Another downside of PaaS is that you rely on their support to solve any critical production issues. You can't easily restart the instance or don't have full admin access to the database. That is when you learn the real downside, their support pricing model as many other PaaS services is completely unfair. You have the free support which is basically useless. MongoDB Atlas is mainly used by software developers so of course support questions are going to be somewhat technical and they are using that as a reason to redirect you to their paid support. Even once I was trying to make them aware of a bug in their UI and still they insisted on their paid support, a very frustrating experience.
It somehow makes sense that you pay more for support if you are using more the platform because your use case is probably more complicated. But in my experience you are rarely using support so basically you are paying thousands of dollars for nothing. They also know this so if you enable/disable support they force you to pay for the last 3 months to reenroll, ludicrous.

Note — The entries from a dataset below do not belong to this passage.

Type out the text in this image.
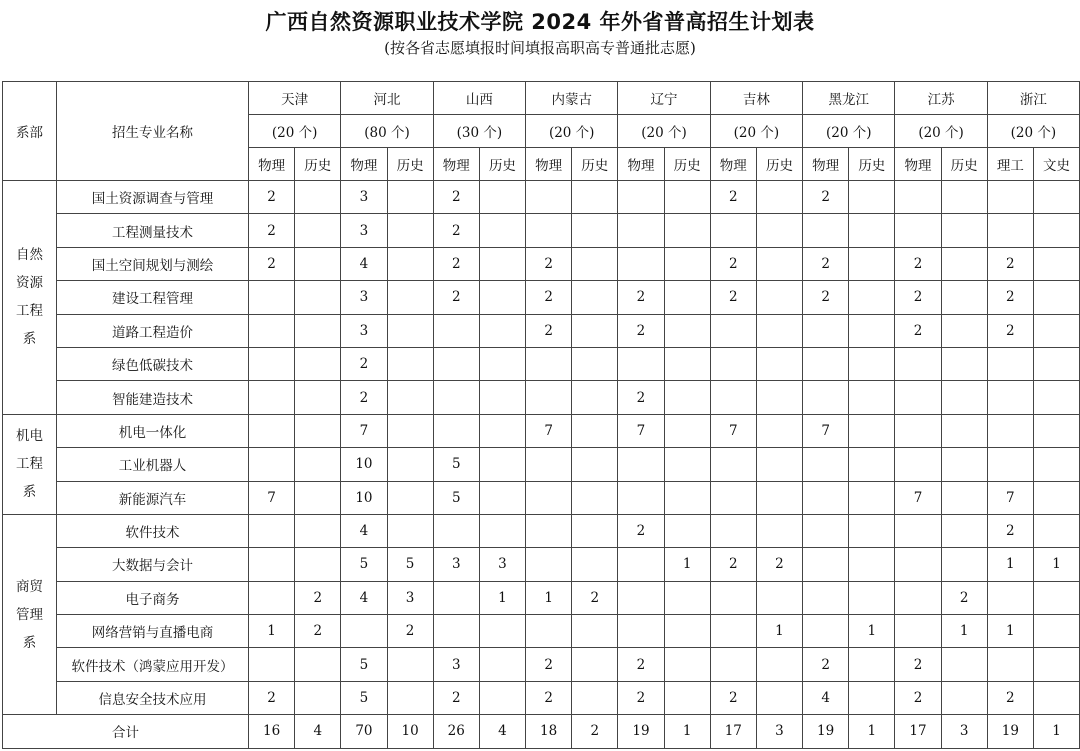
广西自然资源职业技术学院 2024 年外省普高招生计划表
(按各省志愿填报时间填报高职高专普通批志愿)
系部	招生专业名称	天津		河北		山西		内蒙古		辽宁		吉林		黑龙江		江苏		浙江	
		(20 个)		(80 个)		(30 个)		(20 个)		(20 个)		(20 个)		(20 个)		(20 个)		(20 个)	
		物理	历史	物理	历史	物理	历史	物理	历史	物理	历史	物理	历史	物理	历史	物理	历史	理工	文史

自然
资源
工程
系	国土资源调查与管理	2		3		2						2		2					
	工程测量技术	2		3		2													
	国土空间规划与测绘	2		4		2		2				2		2		2		2	
	建设工程管理			3		2		2		2		2		2		2		2	
	道路工程造价			3				2		2						2		2	
	绿色低碳技术			2															
	智能建造技术			2						2									

机电
工程
系	机电一体化			7				7		7		7		7					
	工业机器人			10		5													
	新能源汽车	7		10		5										7		7	

商贸
管理
系	软件技术			4						2								2	
	大数据与会计			5	5	3	3				1	2	2					1	1
	电子商务		2	4	3		1	1	2								2		
	网络营销与直播电商	1	2		2								1		1		1	1	
	软件技术（鸿蒙应用开发）			5		3		2		2				2		2			
	信息安全技术应用	2		5		2		2		2		2		4		2		2	
合计		16	4	70	10	26	4	18	2	19	1	17	3	19	1	17	3	19	1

Don't expect this expensive support to be managed by MongoDB
experts
in any way, in my experience
we've paid thousands of dollars in support for very poor quality
answers. Once we had a back and forth for weeks trying to understand a
production issue and the problem was that their node.js driver doesn't
support multiple queries in parallel (as in
await Promise.all
) when using sessions to achieve consistency
but in their documentation they were talking about concurrency and node.js
is a single threaded language so we misunderstood that. Unfortunately the
support person we got didn't know node.js well enough so wasn't able to
help us and it took weeks to finally figure it out ourselves.
Don't assume all third party providers will have a great reliability, do your research. Check customer complains, their status pages or twitter accounts.
Beware of unfair pricing models. It is common for technology to get cheaper over time but software providers tend to get more expensive over time and arbitrarily change their pricing.
Understand the amount of vendor lock in you are committing to. Think ahead of time how much effort would it be to migrate out: will you have to move data? are there alternatives? will it be easy to migrate without downtime?